Prague, Sept 6 (CTK) – People often do not settle their affairs before they start serving a prison sentence and their debts are growing during the prison stay, which makes their restart in life even harder after the release, daily Pravo writes on Tuesday.
When these people are released from prison, they are immediately burdened with distraint orders and high debts that do not allow them to have official work contracts because nearly all of the income would be taken away from them, the paper writes.
“Two thirds of the prisoners who have debts got indebted during the time when they were convicted and imprisoned,” said Petr Schneedorfler, from the Lighthouse group that provides social assistance to prisoners.
Schneedorfler said prisoners usually owe about 250,000 crowns, though sometimes it is a far higher sum. He estimated that some 70,000 distraint orders for the seizure of property of prisoners were issued in the country.
The Prison Service has no information about the debts of the prison inmates, the paper writes.
Most debts, if they were dealt with in time, would not become so high.
A man who was sentenced to prison owned a flat in Most, west Bohemia, but still had to pay a mortgage of 770,000 crowns. He stopped paying the mortgage, when he was in prison. The bank seized the flat and sold it in an auction for 160,000 crowns. The man now owes 600,000 crowns because he pays a fine of 400 crowns per each day.
Schneedorfler said the man could have sold the flat before turning up in prison for approximately 400,000 crowns and his family would have been willing to help him pay the rest of the debt so that he would not have to pay a fine.
Not all prisoners are repeat violent criminals: they were sent to prison because they caused a serious road accident due to their exceptional failure, because they had an emotional fight with a person with whom they shared the household that resulted in a tragedy, or because they committed fraud, embezzlement or got involved with corrupt groups, Pravo writes.
These people had a flat or house, paid their mortgages and bills, and drove their children to school before they ended up in prison.

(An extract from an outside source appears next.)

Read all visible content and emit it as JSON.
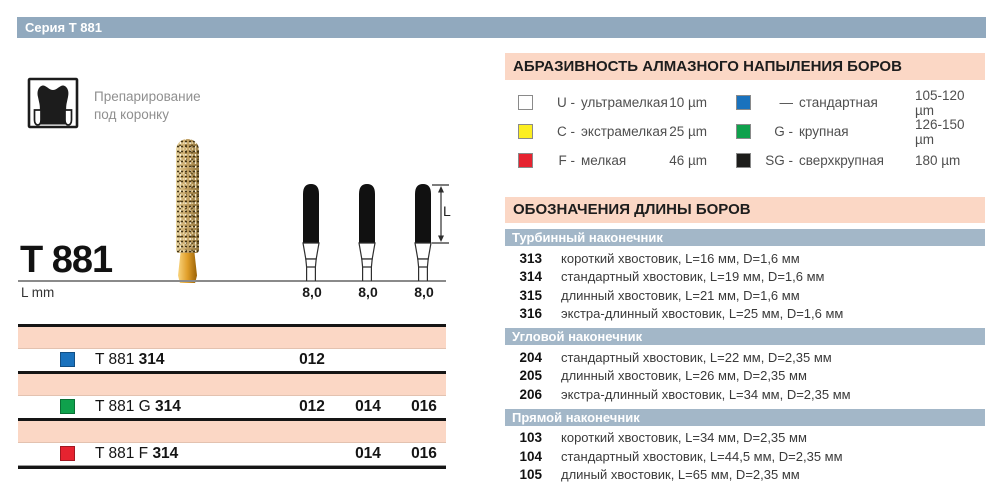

And they mostly would like to return to their normal life after their release.
“All of a sudden, their life falls apart. They must pack their things and start serving the prison sentence,” Schneedorfler said.

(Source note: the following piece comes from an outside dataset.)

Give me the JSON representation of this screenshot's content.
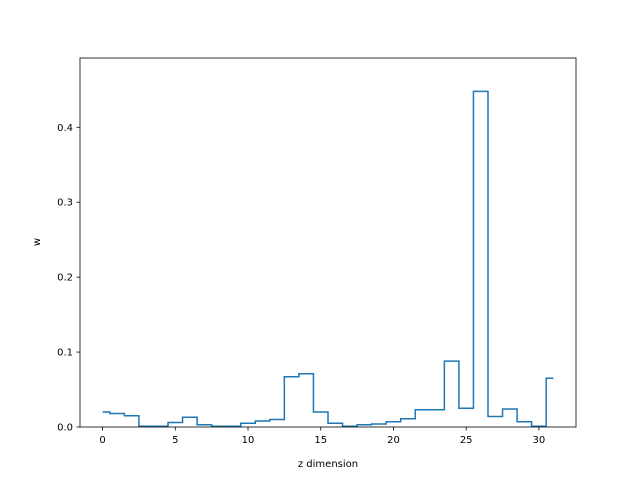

He said people do not have time to settle their affairs or they forget to do it or they do not care under the pressure of the circumstances in such a situation. “This concerns for example old debts and unpaid insurance payments,” he added.
“There is the Probation Service. Somewhere they try to help more, somewhere less. But the increasing debts of the inmates are seldom dealt with,” Schneedorfler said.
One man was well prepared for the serving of his prison sentence but he forgot to suspend his trade licence, which meant that he had to cover advance health insurance payments. He did not do so and his debt kept increasing.
Along with the prison stigma, debts often prevent people from leading a normal life after their release and they more or less force them to do something illegal, which gets them to prison sooner or later again. For a former prisoner, it is a problem to get a job even if companies are seeking labourers.
Miroslav, 35, who received a suspended sentence for stealing electronics from a firm, said he even could not be a garbage collector because his criminal record was not clean and the collectors get keys from houses.
Miroslav, who had been a successful financial consultant, managed to have his punishment finally deleted from his criminal record and he is a labourer in a car company, Pravo writes.
Schneedorfler said 85 percent of the prison inmates have only elementary or low apprentice education and they do not understand legal documents concerning debts. Unfortunately, the prison staff do not understand them either, he said.